それなら‥‥このロード線では‥男達は襲ってこないのか?それとも、ほかに情報が漏れていたのか、偶然か?
「あのさ、ツクモから電話ってあった?」
「‥電話?」
「俺、ツクモとフレンドなんだ。初心者で」
俺はハッと思いつき、メニューを開いてシロの方に見せた。
「ほら!ツクモとフレンドで」
「ふっ」
フードから覗く口元が小さく釣り上がり、笑う形を作る。
「え、なんで笑うんだ?本当だよ」
「はいはい。初心者なのは本当みたいだね。他人が覗き見れる訳がない。ここにいるのは犯罪者紛いの奴らばっかなんだから。盗み見られて、情報漏れまくりになるよ」
「‥‥そうなんだ、よかった」
俺は胸を撫で下ろす。
結果的に初心者であることを説明できた。
だが、シロは俺に近づき、ワンドの先で喉に触れた。
シロはフードを脱ぐ。
白いショートカットの柔らかそうな髪と、桃色のピアスが揺れた。
冷酷に俺を睨みつける。
「それで、どうやってここまで来たの?誰が後ろに付いているの?ツクモは二時間ログアウトしているし、敵が強すぎて、初心者じゃここまで辿り着けない。手引きをしている奴がいる。ツクモの名前を利用しろと脅された。
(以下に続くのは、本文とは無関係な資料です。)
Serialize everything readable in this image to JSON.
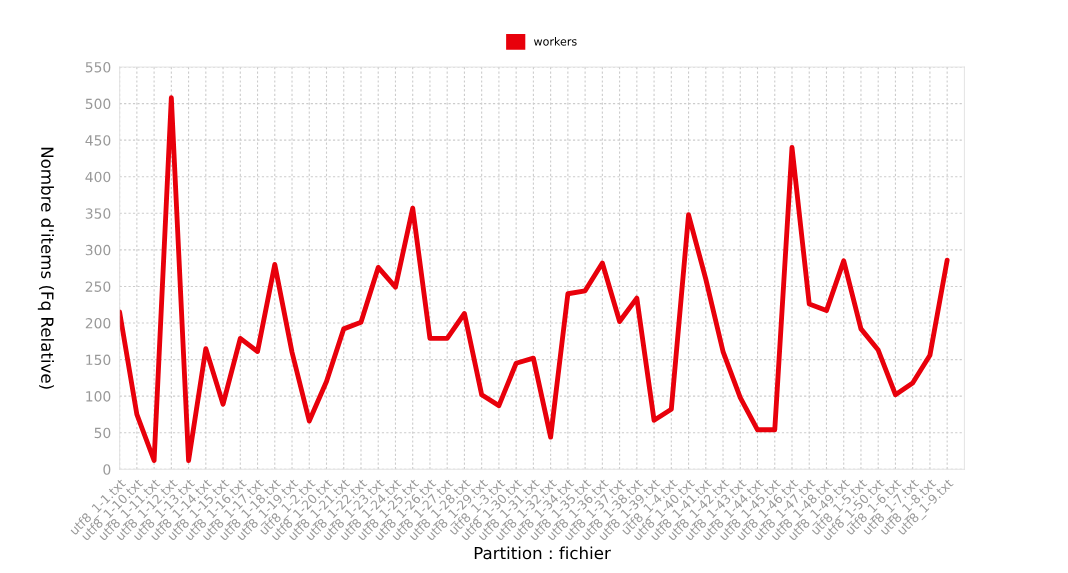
{
  "chart_data": {
    "type": "line",
    "xlabel": "Partition : fichier",
    "ylabel": "Nombre d'items (Fq Relative)",
    "categories": [
      "utf8_1-1.txt",
      "utf8_1-10.txt",
      "utf8_1-11.txt",
      "utf8_1-12.txt",
      "utf8_1-13.txt",
      "utf8_1-14.txt",
      "utf8_1-15.txt",
      "utf8_1-16.txt",
      "utf8_1-17.txt",
      "utf8_1-18.txt",
      "utf8_1-19.txt",
      "utf8_1-2.txt",
      "utf8_1-20.txt",
      "utf8_1-21.txt",
      "utf8_1-22.txt",
      "utf8_1-23.txt",
      "utf8_1-24.txt",
      "utf8_1-25.txt",
      "utf8_1-26.txt",
      "utf8_1-27.txt",
      "utf8_1-28.txt",
      "utf8_1-29.txt",
      "utf8_1-3.txt",
      "utf8_1-30.txt",
      "utf8_1-31.txt",
      "utf8_1-32.txt",
      "utf8_1-34.txt",
      "utf8_1-35.txt",
      "utf8_1-36.txt",
      "utf8_1-37.txt",
      "utf8_1-38.txt",
      "utf8_1-39.txt",
      "utf8_1-4.txt",
      "utf8_1-40.txt",
      "utf8_1-41.txt",
      "utf8_1-42.txt",
      "utf8_1-43.txt",
      "utf8_1-44.txt",
      "utf8_1-45.txt",
      "utf8_1-46.txt",
      "utf8_1-47.txt",
      "utf8_1-48.txt",
      "utf8_1-49.txt",
      "utf8_1-5.txt",
      "utf8_1-50.txt",
      "utf8_1-6.txt",
      "utf8_1-7.txt",
      "utf8_1-8.txt",
      "utf8_1-9.txt"
    ],
    "series": [
      {
        "name": "workers",
        "color": "#e8000b",
        "values": [
          215,
          75,
          12,
          508,
          12,
          165,
          89,
          179,
          161,
          280,
          160,
          66,
          120,
          192,
          201,
          276,
          249,
          357,
          179,
          179,
          213,
          102,
          87,
          145,
          152,
          44,
          240,
          244,
          282,
          202,
          234,
          67,
          82,
          348,
          260,
          161,
          98,
          54,
          54,
          440,
          226,
          217,
          285,
          192,
          163,
          102,
          118,
          156,
          286
        ]
      }
    ],
    "ylim": [
      0,
      550
    ],
    "yticks": [
      0,
      50,
      100,
      150,
      200,
      250,
      300,
      350,
      400,
      450,
      500,
      550
    ],
    "grid": true,
    "legend": "top",
    "marker": "none",
    "line_style": "solid"
  }
}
そうだよね?」
「違う!誰もいない!」
俺が両手を出し、首を振ってハッキリ訴えると、シロは眉間に皺を寄せた。
否定しても、俺は疑いを晴らす方法が無い。
どうする?
流石に殺されはしないと思うけど‥‥
否。
俺が、敵の手引きをしていたなら、殺す理由に十分なる。
このままじゃまた、俺はシロに殺されてしまうかもしれない。
その時、世界が止まった。
セーブとロードと同じような、灰色の世界。
目の前に、選択肢が現れた。
《ユメの能力を話す》
話す 話さない
ゾッとした。
俺が何度もギャルゲームで見て来たものだ。
選択肢。
この選び方で、最終的にエンディングが決まる。
ここで《話さない》を選んだら、《バッドエンド》確実だろ。
いやでも。
ツクモに能力のことは誰にも話すなと言われた。
実際、セーブとロードの能力は貴重だ。狙われたり、悪用されたりしたら、取り返しがつかない。
シロに話して、秘密が広がってしまうかもしれない。
しかも、ここでセーブとロードの話をしても、理解をしては貰えないに決まっている。
俺だって詳しく説明できない。
ツクモは俺よりずっとこの世界に詳しい。
ツクモの言うことには、従っていた方が良い気がする。
俺自身、話さない方が良さそう、という直観もある。
この選択肢の意図は分からないが、俺は考えた末に、手を伸ばして《話さない》を選択した。